Now, Novichok agents are shaping up as a potential area of comity. The Canadian-Dutch-U.S. proposal targets two broad groups of Novichoks, one of which includes A-234. The Russian proposal covers the same compounds and adds a third group of Novichoks and two families of carbamates. The United States studied carbamates, which also inhibit acetlycholinesterase, as potential weapons during the Cold War; some carbamates are reportedly twice as toxic as VX, note Koblentz and Stefano Costanzi, a nonproliferation expert at American University in Washington, D.C., in a review in the current issue of The Nonproliferation Review. (There are many less toxic carbamates as well, some of them in use as insecticides or drugs.)
Russia initially opposed the three-nation proposal to bring the Novichoks under the CWC, arguing it was scientifically “substandard” and politically motivated. But after months of wrangling, the sides have resolved their differences. In a sign of the new openness, the U.S. Department of Commerce in August published a description of both the Novichok agents and the carbamates that the two proposals would cover in the Federal Register—including structural information.
If nations approve the Schedule 1 listings next month, CWC negotiators could then choose to puzzle out which precursor ingredients to cite on other treaty schedules. “It’s complicated,” Costanzi says. “There could be many precursors, and it will be difficult to find an optimal solution that minimizes the risk of chemical proliferation without hindering legitimate industrial uses or revealing synthetic pathways for the preparation of Novichoks.” But that task will be well worth the trouble. “It’s not like Novichoks are relics of the past,” Koblentz says. “These are weapons that are still killing people.”

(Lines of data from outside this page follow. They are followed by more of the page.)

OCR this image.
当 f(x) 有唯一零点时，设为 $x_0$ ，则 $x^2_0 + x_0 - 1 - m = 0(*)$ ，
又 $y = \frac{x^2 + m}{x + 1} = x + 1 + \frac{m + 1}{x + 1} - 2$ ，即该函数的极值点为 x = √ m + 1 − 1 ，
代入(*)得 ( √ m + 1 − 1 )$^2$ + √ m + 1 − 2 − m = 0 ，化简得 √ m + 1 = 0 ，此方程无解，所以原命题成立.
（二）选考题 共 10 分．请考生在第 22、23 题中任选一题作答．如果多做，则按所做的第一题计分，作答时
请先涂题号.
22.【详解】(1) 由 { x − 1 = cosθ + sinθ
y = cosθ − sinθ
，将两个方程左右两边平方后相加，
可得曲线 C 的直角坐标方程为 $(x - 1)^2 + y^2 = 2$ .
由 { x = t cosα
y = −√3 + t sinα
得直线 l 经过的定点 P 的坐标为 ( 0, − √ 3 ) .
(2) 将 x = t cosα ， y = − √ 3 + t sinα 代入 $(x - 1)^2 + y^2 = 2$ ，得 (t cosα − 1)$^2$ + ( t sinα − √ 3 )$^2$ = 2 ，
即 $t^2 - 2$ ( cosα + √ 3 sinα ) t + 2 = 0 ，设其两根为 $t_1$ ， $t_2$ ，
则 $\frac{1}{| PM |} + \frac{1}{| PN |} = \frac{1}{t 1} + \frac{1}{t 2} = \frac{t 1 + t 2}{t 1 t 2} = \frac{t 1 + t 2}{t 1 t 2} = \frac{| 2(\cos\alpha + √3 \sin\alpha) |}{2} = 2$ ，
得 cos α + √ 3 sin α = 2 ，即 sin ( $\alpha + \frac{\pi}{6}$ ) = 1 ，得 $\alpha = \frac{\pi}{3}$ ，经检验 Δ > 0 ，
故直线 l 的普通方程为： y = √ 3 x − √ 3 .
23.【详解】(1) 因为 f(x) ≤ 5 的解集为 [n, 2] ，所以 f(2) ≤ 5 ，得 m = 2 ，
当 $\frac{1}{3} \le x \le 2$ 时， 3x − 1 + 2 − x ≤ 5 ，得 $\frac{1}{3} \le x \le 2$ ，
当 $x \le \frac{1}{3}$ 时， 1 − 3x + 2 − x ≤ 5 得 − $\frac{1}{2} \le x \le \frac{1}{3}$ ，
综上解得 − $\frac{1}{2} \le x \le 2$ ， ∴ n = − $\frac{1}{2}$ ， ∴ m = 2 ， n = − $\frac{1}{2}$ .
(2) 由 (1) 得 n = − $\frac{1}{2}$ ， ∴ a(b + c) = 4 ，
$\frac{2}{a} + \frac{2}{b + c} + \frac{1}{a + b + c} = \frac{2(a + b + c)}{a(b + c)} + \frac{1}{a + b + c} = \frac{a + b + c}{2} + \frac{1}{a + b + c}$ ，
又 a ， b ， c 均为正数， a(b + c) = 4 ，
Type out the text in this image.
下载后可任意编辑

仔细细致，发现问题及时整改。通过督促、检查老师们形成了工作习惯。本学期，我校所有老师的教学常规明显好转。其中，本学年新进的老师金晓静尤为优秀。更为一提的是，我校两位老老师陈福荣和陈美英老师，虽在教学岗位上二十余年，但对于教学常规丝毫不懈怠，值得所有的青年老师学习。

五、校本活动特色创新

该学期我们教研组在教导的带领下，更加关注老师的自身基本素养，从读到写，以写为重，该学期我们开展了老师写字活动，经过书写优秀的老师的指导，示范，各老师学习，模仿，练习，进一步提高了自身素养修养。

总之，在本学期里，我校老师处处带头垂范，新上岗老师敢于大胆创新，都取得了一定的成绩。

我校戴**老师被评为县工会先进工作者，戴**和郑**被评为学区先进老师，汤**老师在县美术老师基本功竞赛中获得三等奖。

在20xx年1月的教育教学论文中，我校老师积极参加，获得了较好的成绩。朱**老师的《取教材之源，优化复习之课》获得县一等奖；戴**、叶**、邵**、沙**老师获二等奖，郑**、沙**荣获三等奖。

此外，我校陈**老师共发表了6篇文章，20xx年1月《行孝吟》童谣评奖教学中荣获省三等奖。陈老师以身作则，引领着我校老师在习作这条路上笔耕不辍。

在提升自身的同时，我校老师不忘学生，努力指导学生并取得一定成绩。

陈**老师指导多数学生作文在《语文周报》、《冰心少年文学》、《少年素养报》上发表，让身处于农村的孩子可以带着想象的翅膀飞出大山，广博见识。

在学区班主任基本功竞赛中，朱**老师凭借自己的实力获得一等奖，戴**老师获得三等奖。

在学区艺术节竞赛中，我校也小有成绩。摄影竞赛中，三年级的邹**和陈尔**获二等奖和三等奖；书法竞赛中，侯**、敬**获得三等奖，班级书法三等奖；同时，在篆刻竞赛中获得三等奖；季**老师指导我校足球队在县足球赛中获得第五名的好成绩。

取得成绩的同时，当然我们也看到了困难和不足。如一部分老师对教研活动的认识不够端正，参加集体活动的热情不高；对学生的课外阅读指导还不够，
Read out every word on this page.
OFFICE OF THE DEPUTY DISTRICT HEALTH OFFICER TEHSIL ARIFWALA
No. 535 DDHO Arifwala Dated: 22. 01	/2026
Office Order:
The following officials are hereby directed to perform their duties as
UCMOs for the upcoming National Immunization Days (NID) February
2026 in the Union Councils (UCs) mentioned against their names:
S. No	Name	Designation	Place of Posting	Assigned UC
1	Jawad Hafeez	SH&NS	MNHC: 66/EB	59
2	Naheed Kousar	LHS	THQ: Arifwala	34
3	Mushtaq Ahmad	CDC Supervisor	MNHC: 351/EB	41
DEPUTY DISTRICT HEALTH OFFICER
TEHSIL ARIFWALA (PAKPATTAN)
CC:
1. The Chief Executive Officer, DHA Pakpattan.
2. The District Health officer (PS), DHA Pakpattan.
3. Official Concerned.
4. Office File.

Other agenda items at next month’s treaty meeting are far more contentious. Russia and Syria are expected to denounce the work of an OPCW panel tracing the origins of chemical weapons used in Syria’s civil war and identifying the parties that used them. And Russia and its allies are likely to continue to resist efforts to eliminate a treaty provision permitting use of aerosolized incapacitants for domestic law enforcement. Russia exploited that loophole in 2002, when it pumped two powerful opioids, remifentanil and carfentanil, into a theater in Moscow to subdue armed terrorists—killing scores of hostages along with the terrorists.